Mozilla: Go to =preferences -> advanced.proxies= and activate 'manual proxy-settings', 'HTTP-proxy:' is set to "kb-prod-udv-001.kb.dk" and the belonging 'Port:' is set to the test port (807?). 'No proxy for' is set to "kb-test-adm-001.kb.dk"
Internet Explorer: Go to =Tools -> Internet options= choose =Connections= and click =LAN settings=. Mark "Use proxy with …" and insert "kb-prod-udv-001.kb.dk" in 'Address' with 'Port:' and set the test port (807?). Click 'Advanced' and insert =kb-test-adm-001.kb.dk= under 'Exception' ('Do not use proxy for …')

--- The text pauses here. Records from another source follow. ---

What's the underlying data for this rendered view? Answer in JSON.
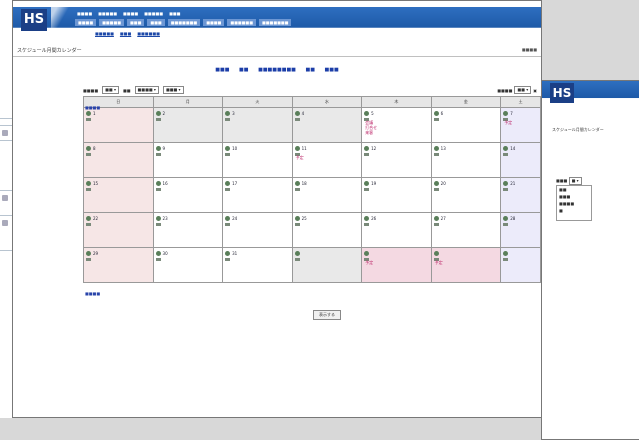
{
  "main_window": {
    "logo": "HS",
    "title": "スケジュール月間カレンダー",
    "button_label": "表示する",
    "weekdays": [
      "日",
      "月",
      "火",
      "水",
      "木",
      "金",
      "土"
    ],
    "weeks": [
      [
        {
          "d": "1",
          "cls": "hol"
        },
        {
          "d": "2",
          "cls": "off"
        },
        {
          "d": "3",
          "cls": "off"
        },
        {
          "d": "4",
          "cls": "off"
        },
        {
          "d": "5",
          "cls": "",
          "ev": [
            "会議",
            "打合せ",
            "来客"
          ]
        },
        {
          "d": "6",
          "cls": ""
        },
        {
          "d": "7",
          "cls": "sat",
          "ev": [
            "予定"
          ]
        }
      ],
      [
        {
          "d": "8",
          "cls": "hol"
        },
        {
          "d": "9",
          "cls": ""
        },
        {
          "d": "10",
          "cls": ""
        },
        {
          "d": "11",
          "cls": "",
          "ev": [
            "予定"
          ]
        },
        {
          "d": "12",
          "cls": ""
        },
        {
          "d": "13",
          "cls": ""
        },
        {
          "d": "14",
          "cls": "sat"
        }
      ],
      [
        {
          "d": "15",
          "cls": "hol"
        },
        {
          "d": "16",
          "cls": ""
        },
        {
          "d": "17",
          "cls": ""
        },
        {
          "d": "18",
          "cls": ""
        },
        {
          "d": "19",
          "cls": ""
        },
        {
          "d": "20",
          "cls": ""
        },
        {
          "d": "21",
          "cls": "sat"
        }
      ],
      [
        {
          "d": "22",
          "cls": "hol"
        },
        {
          "d": "23",
          "cls": ""
        },
        {
          "d": "24",
          "cls": ""
        },
        {
          "d": "25",
          "cls": ""
        },
        {
          "d": "26",
          "cls": ""
        },
        {
          "d": "27",
          "cls": ""
        },
        {
          "d": "28",
          "cls": "sat"
        }
      ],
      [
        {
          "d": "29",
          "cls": "hol"
        },
        {
          "d": "30",
          "cls": ""
        },
        {
          "d": "31",
          "cls": ""
        },
        {
          "d": "",
          "cls": "off"
        },
        {
          "d": "",
          "cls": "today",
          "ev": [
            "予定"
          ]
        },
        {
          "d": "",
          "cls": "today",
          "ev": [
            "予定"
          ]
        },
        {
          "d": "",
          "cls": "sat"
        }
      ]
    ]
  },
  "colors": {
    "header_blue": "#1e5aa8",
    "event_pink": "#bb2266",
    "link_blue": "#1c3ea8"
  },
  "second_window": {
    "logo": "HS",
    "title": "スケジュール月間カレンダー"
  },
  "icons": [
    "calendar-icon",
    "user-icon",
    "nav-left-icon",
    "nav-right-icon"
  ]
}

FireFox 2: Go to =General->Settings=, choose =Connection= and click =Settings=. Mark 'Manual proxy configuration:' and insert "kb-prod-udv-001.kb.dk" in 'HTTP Proxy' and set 'Port:' to the test port (807?). Mark ‘Use for all protocols’ and insert text “=kb-test-adm-001.kb.dk=” in 'No proxy for'
FireFox 3: Go to =Tools->Settings=, choose =Advanced->Network= and click =Settings...=. Mark 'Manual proxy configuration:' and insert "kb-prod-udv-001.kb.dk" in 'HTTP Proxy' and set 'Port:' to the test port (807?). Mark ‘Use this profor all protocols’ and insert text “=kb-test-adm-001.kb.dk, kb-prod-udv-001.kb.dk=” in 'No proxy for'
Go to http://$GUIadminserver:$http-port/HarvestDefinition/
- where GUIadminserver and http-port are specified in the deploy configuration file under the application named dk.netarkivet.common.webinterface.GUIApplication
In the one-machine setup (deploy_example_one_machine.xml ) the link will be : http://localhost:8074
Click on the JobID for your finished snapshot harvest in the Job status overview
Click on "Browse reports for jobs"
Click on the "processors-report" e.g. "metadata://netarkivet.dk/crawl/reports/processors-report.txt?heritrixVersion=1.14.3&harvestid=1&jobid=1"
Check that there is no deduplicator processors-report like this one:
Total handled: 88 Duplicates found: 0 0.0% Bytes total: 6391852 (6.1 MB) Bytes discarded: 0 (0 0.0% New (no hits): 88 Exact hits: 0 Equivalent hits: 0 ......